Le Syndrome Métabolique Équin (SME) est lié à un certain type métabolique, ce n’est pas une maladie ! Le premier indice est en général la tendance à l’embonpoint, mais ce n’est pas toujours le cas (voir le cas de Viens Danser dans les articles précédents). Il faut parfois arriver jusqu’à la fourbure pour que le SME soit mis en lumière.

Poney shetland trop gros.
Une bande herbeuse.

Les principales caractéristiques de ce syndrome sont :

  • Tendance à l’embonpoint et à un stockage peu harmonieux des graisses : chignon, arrière de l’épaule, dos, garrot, abdomen, base de la queue principalement (voir article sur l’évaluation du score corporel).  Ces zones de stockage ont été analysées et génèrent à minima une dizaine d’hormones inflammatoires.
  • Insulino-résistance : l’insuline, hormone sécrétée par le pancréas, permet le transport du sucre dans les cellules pour qu’il soit transformé en énergie et en graisse, et ainsi stabiliser le taux de glucose (de sucre) dans le sang. Plus la quantité de sucre ingérée est importante, plus le pancréas doit sécréter d’insuline. De ce fait les récepteurs des cellules « s’habituent » à recevoir de grosses quantités d’insuline, et sont de moins en moins efficaces. Il faut donc des quantités d’insuline de plus en plus importantes pour obtenir le même résultat de stabilisation du taux de glucose.

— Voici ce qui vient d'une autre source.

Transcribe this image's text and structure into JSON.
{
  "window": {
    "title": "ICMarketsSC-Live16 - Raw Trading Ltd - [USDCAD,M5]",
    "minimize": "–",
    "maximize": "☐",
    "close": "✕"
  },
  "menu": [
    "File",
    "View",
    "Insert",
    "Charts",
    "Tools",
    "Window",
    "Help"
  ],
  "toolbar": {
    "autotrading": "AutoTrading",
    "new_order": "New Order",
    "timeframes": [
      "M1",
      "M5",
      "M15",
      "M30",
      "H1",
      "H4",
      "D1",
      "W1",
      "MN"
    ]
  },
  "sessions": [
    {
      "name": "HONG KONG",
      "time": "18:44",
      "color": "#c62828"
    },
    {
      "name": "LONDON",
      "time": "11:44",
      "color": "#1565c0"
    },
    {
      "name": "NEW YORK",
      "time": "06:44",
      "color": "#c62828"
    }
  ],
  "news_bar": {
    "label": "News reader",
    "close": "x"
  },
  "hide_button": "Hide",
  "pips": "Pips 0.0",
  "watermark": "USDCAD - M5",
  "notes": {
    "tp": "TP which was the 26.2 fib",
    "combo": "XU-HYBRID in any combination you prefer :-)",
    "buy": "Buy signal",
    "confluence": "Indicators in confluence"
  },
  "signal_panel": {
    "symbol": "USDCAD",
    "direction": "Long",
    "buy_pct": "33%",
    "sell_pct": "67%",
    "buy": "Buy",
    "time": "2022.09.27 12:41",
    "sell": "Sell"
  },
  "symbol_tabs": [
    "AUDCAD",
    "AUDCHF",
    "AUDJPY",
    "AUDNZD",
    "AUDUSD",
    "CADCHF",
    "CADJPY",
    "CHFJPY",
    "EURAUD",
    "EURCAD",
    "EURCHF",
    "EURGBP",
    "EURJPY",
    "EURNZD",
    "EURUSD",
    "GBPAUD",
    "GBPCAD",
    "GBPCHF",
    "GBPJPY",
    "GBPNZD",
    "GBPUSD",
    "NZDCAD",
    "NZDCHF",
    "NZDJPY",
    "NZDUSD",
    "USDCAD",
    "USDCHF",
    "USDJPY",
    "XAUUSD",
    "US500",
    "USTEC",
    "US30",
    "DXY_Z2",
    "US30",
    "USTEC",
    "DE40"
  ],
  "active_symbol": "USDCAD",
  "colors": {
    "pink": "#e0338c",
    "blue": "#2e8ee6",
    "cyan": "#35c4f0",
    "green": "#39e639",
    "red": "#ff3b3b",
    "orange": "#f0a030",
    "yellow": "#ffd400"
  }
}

On parle ainsi de résistance à l’insuline, avec un pancréas qui s’épuise, un cheval qui reste en hyperglycémie en permanence, d’où la comparaison avec un diabète de type 2 chez l’humain. 
  • Résistance à la leptine : la leptine est couramment appelée « hormone de satiété ». Elle est directement dépendante de la proportion de gras dans l’organisme car elle est sécrétée dans les tissus adipeux. Des zones de stockage du gras importantes, une inflammation chronique de l’organisme, une flore intestinale déséquilibrée vont augmenter la production de leptine et finir par créer une résistance. La sensation de satiété n’étant plus générée, on observe une tendance à la boulimie chez les chevaux en surpoids.
  • Fourbures aiguës et/ou chroniques : la fourbure est (pour faire TRÈS simple) une inflammation plus ou moins importante des tissus du pied. Elle est révélatrice d’une inflammation généralisée de l’organisme, et bien souvent le dernier stade de cette inflammation, le plus douloureux et le plus difficile à gérer.
Vous l’aurez compris, l’organisme du cheval en surpoids est en inflammation. Une inflammation chronique, souvent douloureuse (la raideur du chignon au toucher est
révélatrice, tout comme la sensibilité des pieds). Physiquement, on peut donc déceler cette inflammation grâce aux zones de gras, mais également sur les pieds de beaucoup de chevaux, et globalement aussi par tout un tas de soucis métaboliques (abcès, emphysème, dermite, allergies etc.).

Cheval Fjord en surpoids.

Sur ces 2 poneys Fjord au même métabolisme, on voit bien la différence d’épaisseur de chignon.

Cheval Fjord en surpoids, atteint de SME
  • Pour gérer un syndrome métabolique équin, il va donc falloir … limiter l’inflammation de l’organisme !

Et comment limiter l’inflammation de l’organisme ? En limitant les facteurs inflammatoires !

Parmi les principaux facteurs d’inflammation généralisée (on ne parle pas ici d’inflammation locale à la suite d’un traumatisme ou une maladie spécifique), on retrouvera donc entre autres :

  • Tout ce qui est déséquilibre de la flore intestinale : excès de sucre (acidité), excès de fermentation, médications diverses (cortisone, vermifuges etc. qui bien que pouvant être indispensables, doivent être réalisés de manière raisonnée)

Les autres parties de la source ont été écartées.